The simple act of walking down the footpath was exhilarating as I witnessed clichés from almost every American film I have ever seen. Couples holding hands iceskating, American flags in every window and doorway, Starbucks on every other corner, the impossible task of hailing a cab, rude vendors, bright lights casting their halos on the dark purple sky. These were all scenes which are not uncommon in Brisbane (minus the American flags), but against the postcard background of New York City they became in my mind vibrant snapshots of what life should be like. At last I’d found the elusive grass – you know, the kind that’s always greener on the other side – only it was on the other side of the Pacific Ocean, and this grass was grass. In other words, intoxicating stuff.

The joint was aglow with energy. It seemed that everyone and everything in the city was screaming for attention. From the girls wearing miniskirts in the freezing winter to the gangster swaggering through the streets covered in gold, whose bling was even overshadowed by buskers who dressed like Disney characters (probably to give an illusion of harmlessness) and who literally grabbed slow-witted tourists in order to demand donations from those bulging bum-bags.
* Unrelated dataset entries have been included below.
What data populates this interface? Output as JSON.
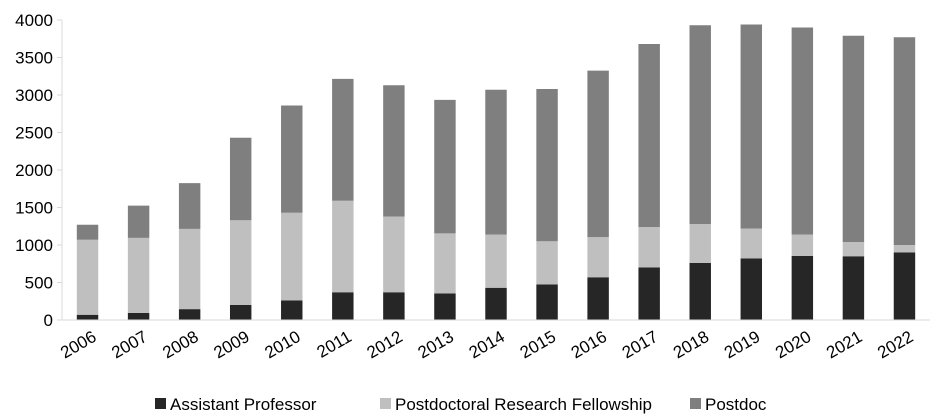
{
  "chart_data": {
    "type": "bar",
    "stacked": true,
    "categories": [
      "2006",
      "2007",
      "2008",
      "2009",
      "2010",
      "2011",
      "2012",
      "2013",
      "2014",
      "2015",
      "2016",
      "2017",
      "2018",
      "2019",
      "2020",
      "2021",
      "2022"
    ],
    "series": [
      {
        "name": "Assistant Professor",
        "color": "#262626",
        "values": [
          70,
          95,
          145,
          200,
          260,
          370,
          370,
          355,
          430,
          475,
          570,
          700,
          760,
          820,
          855,
          850,
          900
        ]
      },
      {
        "name": "Postdoctoral Research Fellowship",
        "color": "#bfbfbf",
        "values": [
          1000,
          1000,
          1070,
          1130,
          1170,
          1220,
          1010,
          800,
          710,
          575,
          535,
          540,
          520,
          400,
          285,
          190,
          100
        ]
      },
      {
        "name": "Postdoc",
        "color": "#7f7f7f",
        "values": [
          200,
          430,
          610,
          1100,
          1430,
          1625,
          1750,
          1780,
          1930,
          2030,
          2220,
          2440,
          2650,
          2720,
          2760,
          2750,
          2770
        ]
      }
    ],
    "ylim": [
      0,
      4000
    ],
    "yticks": [
      0,
      500,
      1000,
      1500,
      2000,
      2500,
      3000,
      3500,
      4000
    ],
    "grid": false,
    "legend_position": "bottom",
    "xlabel": "",
    "ylabel": "",
    "title": ""
  }
}
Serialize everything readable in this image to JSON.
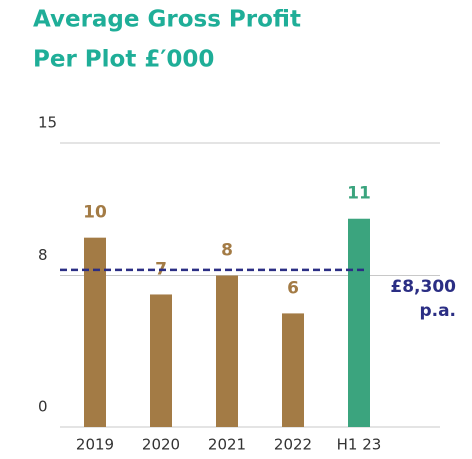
{
  "chart_data": {
    "type": "bar",
    "title": [
      "Average Gross Profit",
      "Per Plot £′000"
    ],
    "categories": [
      "2019",
      "2020",
      "2021",
      "2022",
      "H1 23"
    ],
    "values": [
      10,
      7,
      8,
      6,
      11
    ],
    "colors": [
      "#a37b45",
      "#a37b45",
      "#a37b45",
      "#a37b45",
      "#3ba47e"
    ],
    "ylim": [
      0,
      15
    ],
    "yticks": [
      0,
      8,
      15
    ],
    "grid": true,
    "reference": {
      "value": 8.3,
      "color": "#2b2e84",
      "label": [
        "£8,300",
        "p.a."
      ]
    }
  }
}
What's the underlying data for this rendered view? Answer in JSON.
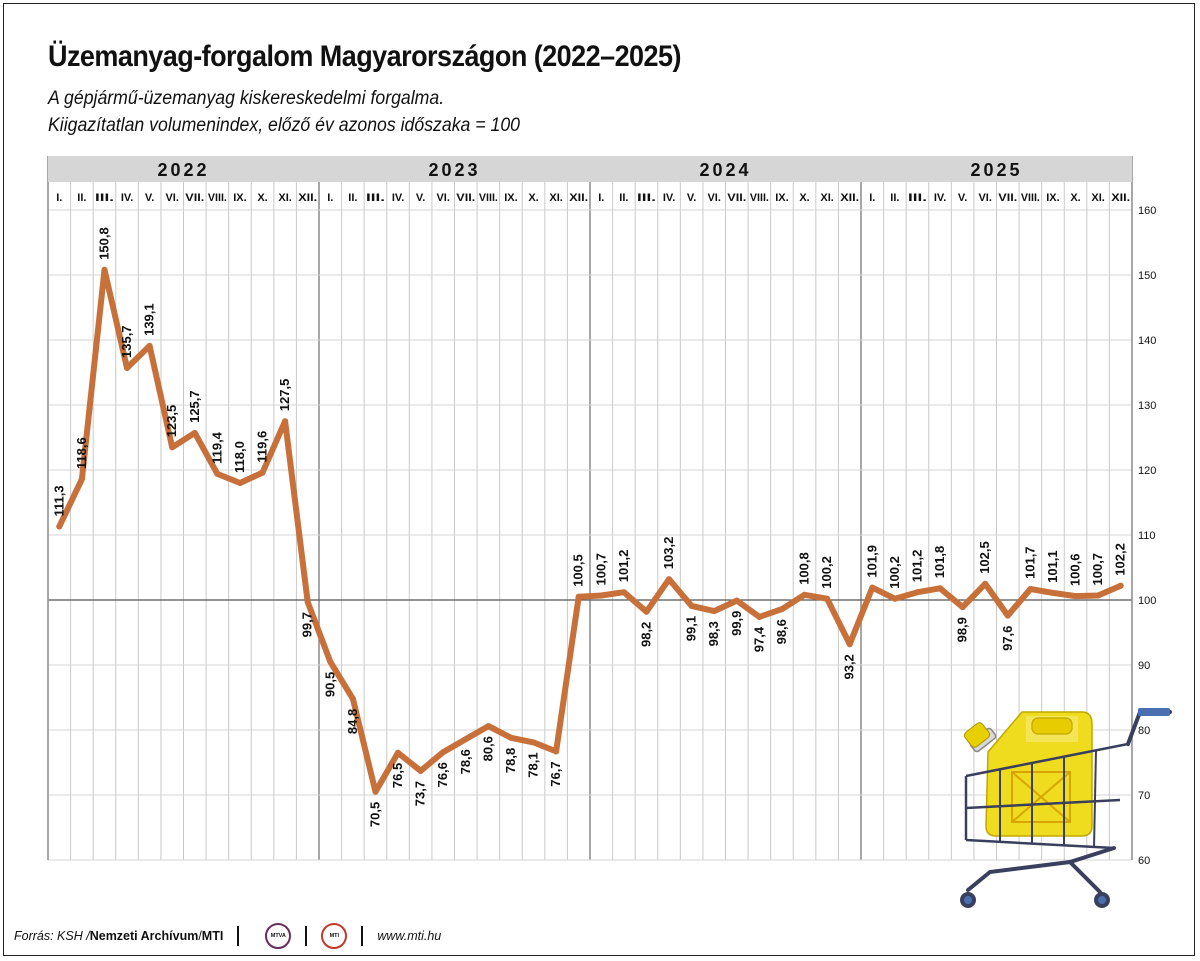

Ironically, in their efforts to gain moments in the limelight these people simply became extensions of the environment.

I was loving every minute of the madness. This was what city life was meant to be – opportunities for thrilling escapades and urban legends beckoning at every corner. I looked expectantly at the natives, expecting to see a city full of people happy that their lives were so enriched and exciting. Instead, I saw almost every person rush through Times Square with a scowl on their face, ignoring the activity, sidestepping the guy in a Spiderman costume who was trying to direct traffic, walking right past these daily prospects of adventure. To my dismay, I saw a city full of people frustrated that they were living the same day every day, tired of their monotonous urban lives.

LA CONCLUSIóN / MORAL OF THE STORY:

It’s easy to conclude that no matter which city on Planet Earth you’ve living in, urban life sucks the soul out of every person. But that’s the easy way out. It doesn’t matter whether you’re running around Central Park in an Elmo costume or strutting your ripped-denim clad legs down Queen Street Mall – in the end, under all these pretty wrappings, we’re simply rats in a rat race, searching for fulfilment that we’ll never attain as long as we have that there-must-be-more-than-this-provincial-life mentality stuck in our minds. Instead of wallowing in our urbanality, we should take life by the horns – create our own adventures and don’t blame the city for the fact that our lives are not like Gossip Girl.

DISCLAIMER: we do quite like Brisbane, despite its world-famous exorbitant parking fees (it costs more to park in Brisbane than in downtown Noo Yawk!) and the ridiculously expensive food. Perhaps its familiarity is the very reason it’s such a great place in which to grow up. That and the lack of gunmen running amok, and the silent sound of non-existent police sirens screaming after gangs in the dead of night.